Taking a chunk of time out to walk part of the Cornish coastal path is something I’ve wanted to do for a while. Embarrassingly, I’ve never done this (for more than 1 day at a time) in Cornwall. Though I have done several walking trips in the Himalayas, Scotland and Austria - up to 3 weeks at a time, just walking.
So this summer, this was it: 8 days, 80 miles, various companions and a new pair of walking sandals. Traveling light, I had pockets and bags to forage with and left the cumbersome, though beautiful and often useful, basket behind.
Coastal foraging is rich pickings - there is a good reason that many communities originally settled on the coast line or nearby, and this wasn’t just for the fishing, or the view.

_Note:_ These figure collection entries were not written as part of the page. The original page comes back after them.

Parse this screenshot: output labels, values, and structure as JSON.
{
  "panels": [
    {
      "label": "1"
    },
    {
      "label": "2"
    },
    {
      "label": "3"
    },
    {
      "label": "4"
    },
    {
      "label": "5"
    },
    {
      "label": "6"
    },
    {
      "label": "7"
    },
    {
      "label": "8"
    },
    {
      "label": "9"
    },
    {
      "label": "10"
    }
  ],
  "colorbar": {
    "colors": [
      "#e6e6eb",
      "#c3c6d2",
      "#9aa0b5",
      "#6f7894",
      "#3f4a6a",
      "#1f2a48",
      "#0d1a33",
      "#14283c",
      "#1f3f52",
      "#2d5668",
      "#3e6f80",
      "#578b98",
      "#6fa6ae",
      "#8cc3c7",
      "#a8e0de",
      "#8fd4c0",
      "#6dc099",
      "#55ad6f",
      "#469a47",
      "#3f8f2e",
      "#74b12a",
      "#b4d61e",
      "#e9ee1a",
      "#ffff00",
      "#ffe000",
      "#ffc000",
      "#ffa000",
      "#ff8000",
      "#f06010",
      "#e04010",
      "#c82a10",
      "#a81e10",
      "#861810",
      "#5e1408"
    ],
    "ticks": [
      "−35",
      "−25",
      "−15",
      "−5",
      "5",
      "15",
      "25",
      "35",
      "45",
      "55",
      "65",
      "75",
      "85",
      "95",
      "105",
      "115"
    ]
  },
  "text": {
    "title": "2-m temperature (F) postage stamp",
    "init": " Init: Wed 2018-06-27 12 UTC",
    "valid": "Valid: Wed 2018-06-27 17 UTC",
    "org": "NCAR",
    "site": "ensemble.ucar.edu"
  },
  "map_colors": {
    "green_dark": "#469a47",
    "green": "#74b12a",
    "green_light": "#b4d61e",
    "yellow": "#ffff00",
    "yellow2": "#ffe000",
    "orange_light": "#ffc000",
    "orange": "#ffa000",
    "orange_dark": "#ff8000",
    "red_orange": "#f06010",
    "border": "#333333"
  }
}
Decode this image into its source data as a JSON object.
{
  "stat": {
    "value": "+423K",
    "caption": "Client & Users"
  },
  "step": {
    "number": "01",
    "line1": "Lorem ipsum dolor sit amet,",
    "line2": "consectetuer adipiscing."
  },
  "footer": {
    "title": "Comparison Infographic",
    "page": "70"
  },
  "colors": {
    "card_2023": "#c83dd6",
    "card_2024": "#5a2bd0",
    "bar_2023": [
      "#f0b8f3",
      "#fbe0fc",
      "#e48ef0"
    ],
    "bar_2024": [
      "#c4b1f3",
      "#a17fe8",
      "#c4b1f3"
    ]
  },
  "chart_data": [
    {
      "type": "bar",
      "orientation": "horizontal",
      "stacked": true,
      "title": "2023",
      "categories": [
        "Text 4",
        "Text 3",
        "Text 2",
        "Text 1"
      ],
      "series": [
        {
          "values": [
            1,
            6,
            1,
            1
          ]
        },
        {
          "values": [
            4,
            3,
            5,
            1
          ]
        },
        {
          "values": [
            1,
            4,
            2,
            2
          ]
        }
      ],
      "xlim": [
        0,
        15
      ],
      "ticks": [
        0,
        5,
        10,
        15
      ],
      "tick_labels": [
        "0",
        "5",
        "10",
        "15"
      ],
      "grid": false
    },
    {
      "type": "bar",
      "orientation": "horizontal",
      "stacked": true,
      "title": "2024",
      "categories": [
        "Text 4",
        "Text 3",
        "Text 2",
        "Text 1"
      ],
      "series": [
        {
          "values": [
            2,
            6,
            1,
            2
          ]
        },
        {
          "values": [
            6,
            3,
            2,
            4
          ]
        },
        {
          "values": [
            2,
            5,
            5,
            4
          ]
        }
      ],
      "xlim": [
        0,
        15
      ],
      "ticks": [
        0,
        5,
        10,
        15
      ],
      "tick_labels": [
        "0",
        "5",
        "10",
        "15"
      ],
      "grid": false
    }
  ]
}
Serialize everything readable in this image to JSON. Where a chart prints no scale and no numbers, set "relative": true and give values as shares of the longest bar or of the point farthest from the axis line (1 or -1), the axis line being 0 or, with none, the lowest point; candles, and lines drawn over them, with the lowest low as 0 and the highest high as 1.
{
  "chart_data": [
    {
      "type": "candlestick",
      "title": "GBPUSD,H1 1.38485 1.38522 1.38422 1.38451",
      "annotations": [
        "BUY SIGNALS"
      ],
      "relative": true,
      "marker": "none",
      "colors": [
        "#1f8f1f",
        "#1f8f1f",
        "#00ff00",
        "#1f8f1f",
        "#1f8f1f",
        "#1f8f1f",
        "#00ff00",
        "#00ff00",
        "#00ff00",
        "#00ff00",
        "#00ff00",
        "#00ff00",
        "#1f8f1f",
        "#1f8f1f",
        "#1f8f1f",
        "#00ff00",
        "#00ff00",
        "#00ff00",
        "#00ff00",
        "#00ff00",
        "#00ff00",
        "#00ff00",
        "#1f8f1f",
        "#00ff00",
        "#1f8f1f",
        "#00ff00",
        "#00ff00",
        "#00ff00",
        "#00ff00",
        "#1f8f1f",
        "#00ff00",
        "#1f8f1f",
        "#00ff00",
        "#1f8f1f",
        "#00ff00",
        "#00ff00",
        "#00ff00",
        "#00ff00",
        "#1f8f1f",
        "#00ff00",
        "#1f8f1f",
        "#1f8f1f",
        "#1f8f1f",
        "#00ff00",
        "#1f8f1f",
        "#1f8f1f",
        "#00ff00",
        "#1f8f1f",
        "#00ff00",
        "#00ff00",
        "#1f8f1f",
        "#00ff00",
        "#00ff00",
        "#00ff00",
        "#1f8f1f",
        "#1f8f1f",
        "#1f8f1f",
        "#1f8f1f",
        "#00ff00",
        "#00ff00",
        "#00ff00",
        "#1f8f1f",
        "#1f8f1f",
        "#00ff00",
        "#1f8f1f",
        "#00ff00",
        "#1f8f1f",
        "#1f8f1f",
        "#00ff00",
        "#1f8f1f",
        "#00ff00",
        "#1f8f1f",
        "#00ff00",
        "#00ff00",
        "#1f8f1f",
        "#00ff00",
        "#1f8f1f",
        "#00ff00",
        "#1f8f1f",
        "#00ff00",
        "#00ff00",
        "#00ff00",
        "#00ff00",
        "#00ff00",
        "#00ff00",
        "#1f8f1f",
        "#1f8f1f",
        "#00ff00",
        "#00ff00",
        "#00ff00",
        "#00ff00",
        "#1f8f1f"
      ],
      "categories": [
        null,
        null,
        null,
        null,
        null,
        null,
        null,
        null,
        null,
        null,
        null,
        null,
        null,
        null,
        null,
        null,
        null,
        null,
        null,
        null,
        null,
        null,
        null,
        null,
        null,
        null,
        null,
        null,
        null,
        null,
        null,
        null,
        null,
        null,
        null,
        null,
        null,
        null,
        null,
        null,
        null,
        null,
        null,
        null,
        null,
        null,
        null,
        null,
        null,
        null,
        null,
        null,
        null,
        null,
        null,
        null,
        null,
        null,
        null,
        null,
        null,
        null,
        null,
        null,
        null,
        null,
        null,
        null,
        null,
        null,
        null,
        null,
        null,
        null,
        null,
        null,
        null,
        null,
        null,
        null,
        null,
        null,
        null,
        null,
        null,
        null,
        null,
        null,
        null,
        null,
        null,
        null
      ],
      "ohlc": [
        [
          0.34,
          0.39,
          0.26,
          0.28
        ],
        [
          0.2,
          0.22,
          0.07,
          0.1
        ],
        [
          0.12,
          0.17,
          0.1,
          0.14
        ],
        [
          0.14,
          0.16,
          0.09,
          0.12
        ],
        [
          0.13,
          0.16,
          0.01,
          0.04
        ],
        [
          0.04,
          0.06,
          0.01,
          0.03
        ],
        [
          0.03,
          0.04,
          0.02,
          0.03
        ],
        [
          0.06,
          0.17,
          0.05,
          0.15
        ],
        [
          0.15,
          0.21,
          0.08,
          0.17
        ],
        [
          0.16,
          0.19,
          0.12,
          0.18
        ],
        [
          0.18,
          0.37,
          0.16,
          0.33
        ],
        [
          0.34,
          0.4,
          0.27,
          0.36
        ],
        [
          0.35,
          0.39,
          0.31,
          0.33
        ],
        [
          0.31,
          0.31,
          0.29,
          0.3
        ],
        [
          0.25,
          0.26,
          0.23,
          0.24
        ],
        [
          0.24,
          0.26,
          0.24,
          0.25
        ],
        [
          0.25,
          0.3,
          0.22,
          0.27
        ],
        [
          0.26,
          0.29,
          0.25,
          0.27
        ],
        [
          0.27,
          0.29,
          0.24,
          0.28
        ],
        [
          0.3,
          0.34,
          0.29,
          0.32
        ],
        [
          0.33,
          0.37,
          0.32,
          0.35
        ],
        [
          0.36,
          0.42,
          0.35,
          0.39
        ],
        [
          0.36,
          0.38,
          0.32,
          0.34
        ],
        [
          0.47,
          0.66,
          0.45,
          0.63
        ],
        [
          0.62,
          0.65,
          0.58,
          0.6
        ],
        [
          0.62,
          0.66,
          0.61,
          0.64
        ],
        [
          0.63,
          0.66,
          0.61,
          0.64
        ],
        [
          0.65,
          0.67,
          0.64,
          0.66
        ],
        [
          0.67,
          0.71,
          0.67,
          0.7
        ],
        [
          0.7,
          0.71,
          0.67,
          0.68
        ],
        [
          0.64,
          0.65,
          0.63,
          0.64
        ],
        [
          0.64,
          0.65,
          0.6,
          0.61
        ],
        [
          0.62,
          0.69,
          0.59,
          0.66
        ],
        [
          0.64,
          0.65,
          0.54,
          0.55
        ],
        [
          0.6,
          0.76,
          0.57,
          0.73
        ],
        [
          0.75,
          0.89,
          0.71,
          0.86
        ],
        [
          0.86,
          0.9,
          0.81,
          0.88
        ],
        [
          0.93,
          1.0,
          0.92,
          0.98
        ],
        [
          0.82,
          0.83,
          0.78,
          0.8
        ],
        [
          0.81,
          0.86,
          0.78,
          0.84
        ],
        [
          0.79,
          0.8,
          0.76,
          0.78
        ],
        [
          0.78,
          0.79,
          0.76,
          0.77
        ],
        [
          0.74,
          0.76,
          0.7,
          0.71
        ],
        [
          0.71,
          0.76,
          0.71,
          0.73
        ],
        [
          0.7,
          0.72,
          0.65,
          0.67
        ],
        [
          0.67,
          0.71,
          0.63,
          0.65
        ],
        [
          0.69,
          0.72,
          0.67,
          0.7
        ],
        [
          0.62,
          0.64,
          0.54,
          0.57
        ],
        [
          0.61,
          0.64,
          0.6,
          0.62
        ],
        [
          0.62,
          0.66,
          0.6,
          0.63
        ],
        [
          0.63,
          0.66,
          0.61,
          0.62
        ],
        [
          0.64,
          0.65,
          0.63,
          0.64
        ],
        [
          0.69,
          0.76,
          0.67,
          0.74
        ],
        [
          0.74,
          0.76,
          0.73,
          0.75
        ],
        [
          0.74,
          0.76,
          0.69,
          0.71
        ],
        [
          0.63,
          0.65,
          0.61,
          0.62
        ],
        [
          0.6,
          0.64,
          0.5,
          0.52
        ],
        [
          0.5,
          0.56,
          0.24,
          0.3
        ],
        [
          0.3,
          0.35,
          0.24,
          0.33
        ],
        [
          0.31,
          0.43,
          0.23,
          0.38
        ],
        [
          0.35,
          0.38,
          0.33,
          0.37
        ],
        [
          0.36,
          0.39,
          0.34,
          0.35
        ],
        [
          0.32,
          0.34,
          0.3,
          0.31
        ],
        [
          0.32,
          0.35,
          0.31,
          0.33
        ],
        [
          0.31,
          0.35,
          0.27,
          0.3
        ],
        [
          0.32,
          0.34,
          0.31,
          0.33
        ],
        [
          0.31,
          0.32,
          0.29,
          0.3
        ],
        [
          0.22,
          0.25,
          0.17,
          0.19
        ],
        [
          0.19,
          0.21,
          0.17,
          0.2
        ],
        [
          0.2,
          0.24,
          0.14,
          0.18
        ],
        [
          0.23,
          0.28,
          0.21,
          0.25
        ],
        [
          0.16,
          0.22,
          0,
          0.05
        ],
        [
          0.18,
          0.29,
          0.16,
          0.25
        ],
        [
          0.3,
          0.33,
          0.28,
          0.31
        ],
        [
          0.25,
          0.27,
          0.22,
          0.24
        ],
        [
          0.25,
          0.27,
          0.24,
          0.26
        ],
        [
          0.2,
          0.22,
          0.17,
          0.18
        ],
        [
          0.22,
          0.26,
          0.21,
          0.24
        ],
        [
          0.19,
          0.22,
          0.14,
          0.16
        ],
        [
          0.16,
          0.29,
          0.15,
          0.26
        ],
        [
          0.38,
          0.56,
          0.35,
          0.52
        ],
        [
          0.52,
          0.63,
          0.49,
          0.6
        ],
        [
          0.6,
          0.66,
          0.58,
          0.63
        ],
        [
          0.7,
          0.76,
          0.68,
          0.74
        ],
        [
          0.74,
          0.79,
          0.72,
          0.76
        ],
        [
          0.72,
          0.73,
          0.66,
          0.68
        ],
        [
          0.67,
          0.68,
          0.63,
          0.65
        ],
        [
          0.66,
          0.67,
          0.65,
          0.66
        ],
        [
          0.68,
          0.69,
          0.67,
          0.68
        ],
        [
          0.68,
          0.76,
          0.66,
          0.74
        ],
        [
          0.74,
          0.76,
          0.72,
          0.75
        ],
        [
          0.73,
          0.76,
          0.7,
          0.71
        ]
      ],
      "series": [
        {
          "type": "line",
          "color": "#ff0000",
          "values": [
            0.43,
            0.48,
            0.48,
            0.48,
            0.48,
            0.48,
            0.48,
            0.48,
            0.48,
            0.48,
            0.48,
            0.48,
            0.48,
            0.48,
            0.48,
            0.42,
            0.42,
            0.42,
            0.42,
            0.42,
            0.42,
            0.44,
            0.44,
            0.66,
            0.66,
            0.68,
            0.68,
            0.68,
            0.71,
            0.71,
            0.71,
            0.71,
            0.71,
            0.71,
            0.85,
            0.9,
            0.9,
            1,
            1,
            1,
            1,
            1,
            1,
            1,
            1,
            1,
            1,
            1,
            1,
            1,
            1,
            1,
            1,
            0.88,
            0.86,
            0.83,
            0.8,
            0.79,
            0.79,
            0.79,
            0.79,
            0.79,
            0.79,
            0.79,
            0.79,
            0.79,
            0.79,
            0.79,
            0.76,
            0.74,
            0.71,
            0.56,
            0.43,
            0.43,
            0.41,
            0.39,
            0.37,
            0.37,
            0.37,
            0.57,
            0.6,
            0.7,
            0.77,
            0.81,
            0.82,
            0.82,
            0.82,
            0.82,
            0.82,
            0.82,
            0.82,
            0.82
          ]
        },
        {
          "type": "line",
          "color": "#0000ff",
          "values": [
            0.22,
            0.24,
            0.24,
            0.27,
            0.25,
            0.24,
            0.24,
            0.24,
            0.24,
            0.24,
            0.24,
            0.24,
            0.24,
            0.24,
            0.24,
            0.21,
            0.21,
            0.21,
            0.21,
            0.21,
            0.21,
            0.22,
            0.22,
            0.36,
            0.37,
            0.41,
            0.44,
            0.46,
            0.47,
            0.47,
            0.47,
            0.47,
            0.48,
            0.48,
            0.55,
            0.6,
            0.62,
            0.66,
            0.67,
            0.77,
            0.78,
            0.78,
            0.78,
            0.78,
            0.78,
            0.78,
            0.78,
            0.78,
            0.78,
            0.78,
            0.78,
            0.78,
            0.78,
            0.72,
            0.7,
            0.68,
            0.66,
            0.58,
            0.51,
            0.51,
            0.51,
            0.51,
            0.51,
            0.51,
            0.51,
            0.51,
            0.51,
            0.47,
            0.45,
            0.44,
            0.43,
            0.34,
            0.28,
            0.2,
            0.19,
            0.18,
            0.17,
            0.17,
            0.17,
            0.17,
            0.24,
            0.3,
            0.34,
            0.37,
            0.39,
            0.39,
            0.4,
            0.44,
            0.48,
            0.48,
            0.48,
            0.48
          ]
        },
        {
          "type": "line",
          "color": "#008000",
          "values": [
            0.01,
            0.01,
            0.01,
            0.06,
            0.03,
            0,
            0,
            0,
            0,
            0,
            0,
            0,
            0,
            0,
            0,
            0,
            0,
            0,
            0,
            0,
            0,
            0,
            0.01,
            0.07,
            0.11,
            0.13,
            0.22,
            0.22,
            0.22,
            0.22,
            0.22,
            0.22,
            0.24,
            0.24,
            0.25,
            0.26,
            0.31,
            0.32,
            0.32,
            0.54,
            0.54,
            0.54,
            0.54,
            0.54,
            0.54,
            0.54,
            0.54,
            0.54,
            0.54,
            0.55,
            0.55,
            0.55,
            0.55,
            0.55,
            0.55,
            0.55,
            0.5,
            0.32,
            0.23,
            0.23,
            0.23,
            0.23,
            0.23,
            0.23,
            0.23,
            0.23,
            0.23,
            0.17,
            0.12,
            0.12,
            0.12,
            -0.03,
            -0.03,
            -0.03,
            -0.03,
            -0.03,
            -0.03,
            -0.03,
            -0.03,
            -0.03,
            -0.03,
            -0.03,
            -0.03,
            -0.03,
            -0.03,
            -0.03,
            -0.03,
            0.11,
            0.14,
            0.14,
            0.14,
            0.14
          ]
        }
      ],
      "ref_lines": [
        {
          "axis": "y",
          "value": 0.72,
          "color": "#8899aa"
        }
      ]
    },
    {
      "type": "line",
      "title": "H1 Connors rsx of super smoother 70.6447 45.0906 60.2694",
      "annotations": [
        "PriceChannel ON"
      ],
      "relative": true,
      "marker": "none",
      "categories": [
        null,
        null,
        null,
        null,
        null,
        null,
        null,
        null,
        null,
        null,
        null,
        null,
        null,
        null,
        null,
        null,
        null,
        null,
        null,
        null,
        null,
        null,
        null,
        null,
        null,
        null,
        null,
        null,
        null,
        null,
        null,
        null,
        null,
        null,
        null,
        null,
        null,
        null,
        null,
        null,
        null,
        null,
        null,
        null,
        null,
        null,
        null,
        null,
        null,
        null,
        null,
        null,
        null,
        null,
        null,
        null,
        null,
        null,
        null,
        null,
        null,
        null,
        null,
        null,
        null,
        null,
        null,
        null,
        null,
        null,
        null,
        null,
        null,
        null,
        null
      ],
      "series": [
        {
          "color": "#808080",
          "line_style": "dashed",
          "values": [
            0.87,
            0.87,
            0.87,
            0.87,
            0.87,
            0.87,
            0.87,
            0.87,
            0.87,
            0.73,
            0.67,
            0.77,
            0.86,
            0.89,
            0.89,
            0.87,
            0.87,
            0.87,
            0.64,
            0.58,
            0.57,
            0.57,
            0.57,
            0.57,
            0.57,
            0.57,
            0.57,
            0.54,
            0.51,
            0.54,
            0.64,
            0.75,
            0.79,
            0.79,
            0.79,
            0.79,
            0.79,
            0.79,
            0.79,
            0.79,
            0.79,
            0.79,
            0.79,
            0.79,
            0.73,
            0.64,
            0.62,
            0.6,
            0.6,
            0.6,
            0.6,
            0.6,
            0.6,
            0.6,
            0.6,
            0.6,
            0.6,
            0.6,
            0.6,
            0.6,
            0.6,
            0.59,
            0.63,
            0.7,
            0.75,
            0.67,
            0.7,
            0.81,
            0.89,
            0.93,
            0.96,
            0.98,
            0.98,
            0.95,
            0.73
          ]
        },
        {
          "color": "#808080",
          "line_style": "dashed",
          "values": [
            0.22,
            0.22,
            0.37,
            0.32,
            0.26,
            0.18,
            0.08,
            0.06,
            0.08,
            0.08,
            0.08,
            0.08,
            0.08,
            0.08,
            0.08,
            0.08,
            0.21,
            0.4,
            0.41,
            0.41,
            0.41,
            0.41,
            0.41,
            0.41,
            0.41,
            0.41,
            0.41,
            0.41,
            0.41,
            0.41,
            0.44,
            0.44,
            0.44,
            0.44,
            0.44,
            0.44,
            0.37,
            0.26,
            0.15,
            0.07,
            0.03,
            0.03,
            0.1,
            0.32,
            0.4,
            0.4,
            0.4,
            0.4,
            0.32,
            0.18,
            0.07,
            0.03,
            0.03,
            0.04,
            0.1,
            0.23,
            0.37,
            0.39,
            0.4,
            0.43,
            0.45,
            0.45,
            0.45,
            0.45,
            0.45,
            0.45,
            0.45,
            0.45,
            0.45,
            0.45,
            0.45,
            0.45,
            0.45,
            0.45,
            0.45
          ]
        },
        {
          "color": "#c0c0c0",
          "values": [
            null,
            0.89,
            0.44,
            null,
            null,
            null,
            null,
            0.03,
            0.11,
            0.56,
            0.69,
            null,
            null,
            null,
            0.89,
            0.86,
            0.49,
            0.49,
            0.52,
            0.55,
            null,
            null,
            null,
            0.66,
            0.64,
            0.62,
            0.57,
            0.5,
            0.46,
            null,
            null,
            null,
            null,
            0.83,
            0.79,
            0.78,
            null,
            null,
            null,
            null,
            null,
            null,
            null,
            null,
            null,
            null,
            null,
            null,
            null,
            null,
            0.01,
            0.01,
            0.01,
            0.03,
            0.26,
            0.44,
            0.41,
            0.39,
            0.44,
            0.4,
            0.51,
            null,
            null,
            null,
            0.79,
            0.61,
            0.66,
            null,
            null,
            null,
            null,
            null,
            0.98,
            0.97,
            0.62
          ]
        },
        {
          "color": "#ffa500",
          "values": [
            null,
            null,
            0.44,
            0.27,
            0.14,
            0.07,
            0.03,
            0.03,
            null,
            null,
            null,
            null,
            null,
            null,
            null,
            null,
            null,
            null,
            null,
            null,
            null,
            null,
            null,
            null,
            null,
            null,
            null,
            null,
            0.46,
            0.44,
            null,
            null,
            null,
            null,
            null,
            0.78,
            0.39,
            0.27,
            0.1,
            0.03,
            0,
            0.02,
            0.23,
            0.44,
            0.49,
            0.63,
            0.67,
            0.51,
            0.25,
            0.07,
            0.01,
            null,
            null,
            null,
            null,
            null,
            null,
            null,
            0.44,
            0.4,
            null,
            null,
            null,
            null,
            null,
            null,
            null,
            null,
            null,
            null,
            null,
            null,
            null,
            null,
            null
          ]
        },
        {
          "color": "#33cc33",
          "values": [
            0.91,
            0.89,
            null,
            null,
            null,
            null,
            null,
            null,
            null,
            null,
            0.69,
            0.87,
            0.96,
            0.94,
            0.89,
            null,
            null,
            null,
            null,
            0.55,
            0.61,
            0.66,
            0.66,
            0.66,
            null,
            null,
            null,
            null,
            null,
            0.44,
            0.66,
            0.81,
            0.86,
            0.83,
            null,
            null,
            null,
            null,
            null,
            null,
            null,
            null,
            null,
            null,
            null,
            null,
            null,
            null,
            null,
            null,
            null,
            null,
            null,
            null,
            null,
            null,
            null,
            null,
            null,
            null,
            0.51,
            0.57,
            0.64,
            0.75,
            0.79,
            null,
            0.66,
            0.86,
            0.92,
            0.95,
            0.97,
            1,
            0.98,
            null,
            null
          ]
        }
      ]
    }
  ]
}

Fish and seafood are wonderful sources of nutrition, particularly protein and good oils, yet the plants and seaweeds that grow in these areas are equally of value. Actually, I wouldn’t choose one over the other, though together the combination is sublime, as well as nutritionally balanced.
Starting from St Ives and finishing in Padstow, I was fascinated by how much the foraging available would vary on this stretch of coast path. Whether I'd be seeing much variety, or just seeing the same plants again and again.
There are over one hundred plants and seaweeds that I, and you too, could be foraging, easily and regularly while walking the South West Coast Path. I know if I'd have walked further, perhaps the whole of the coast - from Minehead to Poole - then I would have experienced a greater diversity of edibles and landscapes that they thrive in. However, as much as I am an explorer, I am a home girl too, and being able to look back along that coast path, and see the distance that I had traveled by foot, felt -for now- far enough away from home.
If you've ever done long distance walking, or indeed walked the South West Coast Path, you will probably know these two things;
- You can burn quite a lot of energy walking, especially when it's up and down, rocky and challenging, and especially if you're carrying a ruck sack too.
- Despite the considerable improvement in food choice in Cornwall, i.e. good quality, local ingredients, simply cooked. In some areas of the coast path, it's trickier to access much more than fish and chips and sandwiches.
Perhaps I'm just justifying my food and calorie choices for this journey! However, snacking on forageables definitely broke up my walking and monotony of meals. While camping, I was able to add wild greens to dishes, introduce walking companions to wild tastes and enjoy the beauty of the coast through my taste buds as well as my feet and eyes.
If you know much about sailing and the fate of many sailors one hundred years or more ago. You'll know that scurvy - a condition caused by vitamin C deficiency was an unpleasant, unsightly and far too common disease. Many of the plants I was picking were rich in vitamin C, and used by sailors in the past for this very reason.
Rock Samphire, Scurvy Grass, Sorrel, Ox-Eye Daisy, Sea Spinach - are all good vitamin C sources. No oranges or lemons did I carry in my rucksack, my nutrition was hedgerow and coast path sourced, well, ok, with the occasional Cornish apple juice to quench my thirst too.